The friends I made in college remain friends for life.  But I also think it was precisely because many of us had so much in common that we became such good friends.  We might have all mutually self-selected each other.  In college, I was still kind of shy and nerdy and lived in the dorms.  I wasn’t interested in ”rushing” or joining the Greek system because I knew I’d get weeded out early on.  So, all of my closest friends also ended up living in the dorms too.  And while we weren’t anti-fraternity or sorority, we definitely weren’t interested in running that particular gauntlet, despite certain attractive perks and benefits like epic parties, free flowing booze, and an instant social life with a systemized network of friends.
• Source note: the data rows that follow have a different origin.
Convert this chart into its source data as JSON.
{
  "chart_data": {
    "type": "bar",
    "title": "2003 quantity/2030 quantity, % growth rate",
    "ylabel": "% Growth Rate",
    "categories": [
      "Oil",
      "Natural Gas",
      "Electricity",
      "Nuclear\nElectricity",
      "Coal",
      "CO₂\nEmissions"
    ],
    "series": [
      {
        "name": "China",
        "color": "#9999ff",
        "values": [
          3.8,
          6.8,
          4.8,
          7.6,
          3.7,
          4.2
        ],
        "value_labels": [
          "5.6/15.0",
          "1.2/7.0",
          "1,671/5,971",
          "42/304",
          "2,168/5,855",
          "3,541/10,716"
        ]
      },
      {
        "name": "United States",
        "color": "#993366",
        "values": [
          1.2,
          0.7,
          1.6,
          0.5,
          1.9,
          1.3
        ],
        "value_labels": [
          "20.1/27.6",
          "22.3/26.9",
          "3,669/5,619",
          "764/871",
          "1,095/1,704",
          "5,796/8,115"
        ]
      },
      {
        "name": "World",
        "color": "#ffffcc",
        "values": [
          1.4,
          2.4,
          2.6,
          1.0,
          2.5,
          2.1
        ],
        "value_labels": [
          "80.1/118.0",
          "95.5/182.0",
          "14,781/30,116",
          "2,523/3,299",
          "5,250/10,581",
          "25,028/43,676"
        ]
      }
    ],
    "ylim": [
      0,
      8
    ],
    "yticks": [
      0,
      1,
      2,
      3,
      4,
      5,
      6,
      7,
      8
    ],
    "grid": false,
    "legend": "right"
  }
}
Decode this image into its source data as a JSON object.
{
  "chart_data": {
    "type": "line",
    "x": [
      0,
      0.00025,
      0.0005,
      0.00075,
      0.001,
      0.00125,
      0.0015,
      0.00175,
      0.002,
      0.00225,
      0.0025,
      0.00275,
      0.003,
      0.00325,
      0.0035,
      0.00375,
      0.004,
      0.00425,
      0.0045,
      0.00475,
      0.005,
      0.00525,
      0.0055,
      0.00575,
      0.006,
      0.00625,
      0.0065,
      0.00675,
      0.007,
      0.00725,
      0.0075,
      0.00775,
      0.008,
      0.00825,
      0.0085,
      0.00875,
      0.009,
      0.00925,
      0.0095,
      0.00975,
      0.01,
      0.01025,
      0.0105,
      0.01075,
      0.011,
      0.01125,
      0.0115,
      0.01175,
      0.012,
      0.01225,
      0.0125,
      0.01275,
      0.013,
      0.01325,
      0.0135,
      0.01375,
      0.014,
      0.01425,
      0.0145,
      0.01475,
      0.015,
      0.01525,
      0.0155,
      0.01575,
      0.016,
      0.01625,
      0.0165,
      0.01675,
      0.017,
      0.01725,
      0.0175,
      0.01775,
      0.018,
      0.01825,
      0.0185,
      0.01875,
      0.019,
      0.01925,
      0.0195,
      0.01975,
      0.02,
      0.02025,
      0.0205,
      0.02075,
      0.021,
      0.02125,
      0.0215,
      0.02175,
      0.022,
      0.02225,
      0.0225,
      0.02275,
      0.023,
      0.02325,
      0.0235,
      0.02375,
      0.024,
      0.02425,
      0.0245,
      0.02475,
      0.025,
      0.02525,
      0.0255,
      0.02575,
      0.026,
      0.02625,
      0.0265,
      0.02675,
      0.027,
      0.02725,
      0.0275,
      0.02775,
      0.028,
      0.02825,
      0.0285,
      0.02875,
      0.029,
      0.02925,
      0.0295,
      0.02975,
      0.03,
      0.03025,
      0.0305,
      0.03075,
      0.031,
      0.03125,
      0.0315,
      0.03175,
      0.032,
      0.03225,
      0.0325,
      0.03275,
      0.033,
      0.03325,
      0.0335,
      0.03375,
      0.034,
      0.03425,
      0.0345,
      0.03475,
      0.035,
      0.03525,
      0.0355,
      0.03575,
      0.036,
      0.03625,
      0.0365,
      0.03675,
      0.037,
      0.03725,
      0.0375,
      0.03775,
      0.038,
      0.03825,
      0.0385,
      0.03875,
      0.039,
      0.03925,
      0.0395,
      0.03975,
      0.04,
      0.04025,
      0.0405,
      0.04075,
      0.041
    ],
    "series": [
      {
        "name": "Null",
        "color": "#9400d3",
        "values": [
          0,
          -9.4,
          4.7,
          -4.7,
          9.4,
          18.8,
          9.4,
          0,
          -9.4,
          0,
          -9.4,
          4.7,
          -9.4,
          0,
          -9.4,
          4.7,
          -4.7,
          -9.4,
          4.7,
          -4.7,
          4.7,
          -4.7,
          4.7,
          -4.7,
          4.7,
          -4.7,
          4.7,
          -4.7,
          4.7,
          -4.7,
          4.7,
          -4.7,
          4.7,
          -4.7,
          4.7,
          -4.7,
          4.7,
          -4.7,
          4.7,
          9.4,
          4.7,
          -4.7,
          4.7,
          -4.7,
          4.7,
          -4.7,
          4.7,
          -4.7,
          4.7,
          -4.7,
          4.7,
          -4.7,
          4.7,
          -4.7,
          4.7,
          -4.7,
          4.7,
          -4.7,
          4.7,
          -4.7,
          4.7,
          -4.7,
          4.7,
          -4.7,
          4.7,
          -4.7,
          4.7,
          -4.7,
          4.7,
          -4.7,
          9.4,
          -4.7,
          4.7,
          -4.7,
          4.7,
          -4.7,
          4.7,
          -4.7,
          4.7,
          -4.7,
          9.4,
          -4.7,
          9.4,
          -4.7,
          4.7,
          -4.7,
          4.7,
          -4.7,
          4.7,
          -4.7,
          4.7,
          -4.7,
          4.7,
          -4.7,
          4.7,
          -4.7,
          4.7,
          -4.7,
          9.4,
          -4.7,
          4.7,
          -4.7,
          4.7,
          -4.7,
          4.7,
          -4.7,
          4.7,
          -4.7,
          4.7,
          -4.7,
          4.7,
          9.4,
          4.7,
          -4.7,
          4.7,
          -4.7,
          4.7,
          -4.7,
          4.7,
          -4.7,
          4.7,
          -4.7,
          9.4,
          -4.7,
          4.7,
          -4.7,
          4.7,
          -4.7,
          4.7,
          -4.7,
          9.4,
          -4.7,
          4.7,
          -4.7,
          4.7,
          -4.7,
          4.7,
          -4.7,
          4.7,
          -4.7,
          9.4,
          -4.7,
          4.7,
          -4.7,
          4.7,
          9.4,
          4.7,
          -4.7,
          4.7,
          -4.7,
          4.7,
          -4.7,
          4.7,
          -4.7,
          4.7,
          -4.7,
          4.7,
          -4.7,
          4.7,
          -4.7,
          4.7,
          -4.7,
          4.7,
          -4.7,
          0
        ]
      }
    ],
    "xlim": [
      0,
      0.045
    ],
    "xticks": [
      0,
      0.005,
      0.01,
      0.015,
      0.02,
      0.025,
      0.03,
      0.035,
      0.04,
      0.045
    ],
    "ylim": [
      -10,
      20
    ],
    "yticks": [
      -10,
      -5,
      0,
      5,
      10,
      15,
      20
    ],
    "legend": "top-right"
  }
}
So I remained a nerd because in my view, the litmus test of who was popular in college (in the traditional sense) was who got involved and joined certain fraternities or sororities.  I can’t say what my college experience would have been like had I been a sorority girl, but I’m sure it would have been radically different.  I’m sure I would have benefited from the strong social ties that Greeks forge amongst themselves (along with a unique set of pressures in terms of booster club donations and joining the right tennis and golf clubs, etc.)

The Greek system is one that is uniquely American, and traces back to the 18th century.  The Phi Beta Kappa Society was the first Greek-letter student society in North America, founded in 1776, at The College of William & Mary in Williamsburg, Virginia.  However, as Phi Beta Kappa developed, it became an academic honor society with membership given as recognition of academic achievement rather than a social selection.  Most standard Greek organizations on today’s American collegiate campuses remain social fraternities and sororities.

And I’m sure you are aware that most/many of our most powerful American politicians, businessmen, writers and thinkers were also part of certain ultra elite secret or senior societies on college campuses, the most famous of which include senior societies like Skull and Bones or Scroll and Key at Yale.  Tap Day is the day where juniors are “tapped” for membership into these secret societies. (Remember The Skulls?  It’s ok, you don’t have to admit you watched it.)

At the end of the day, the data and the theories seem to prove that who you know is equally, if not more important than, what you know.  Although to succeed in life, having both brains as well as savvy social skills is the ultimate killer combination.  Smarts are still necessary to succeed in today’s world, but don’t forget that people skills are just as important.  And most importantly, don’t forget to be kind to everyone around you.

So those of you who were popular should just let yourselves out of the closet.  Don’t worry; we won’t judge you, especially if you were kind and honorable to the rest of us on your way up the ladder.  The real world is actually big enough for all of us.

Oh, I almost forgot to mention that in my opinion, nerds actually make great friends.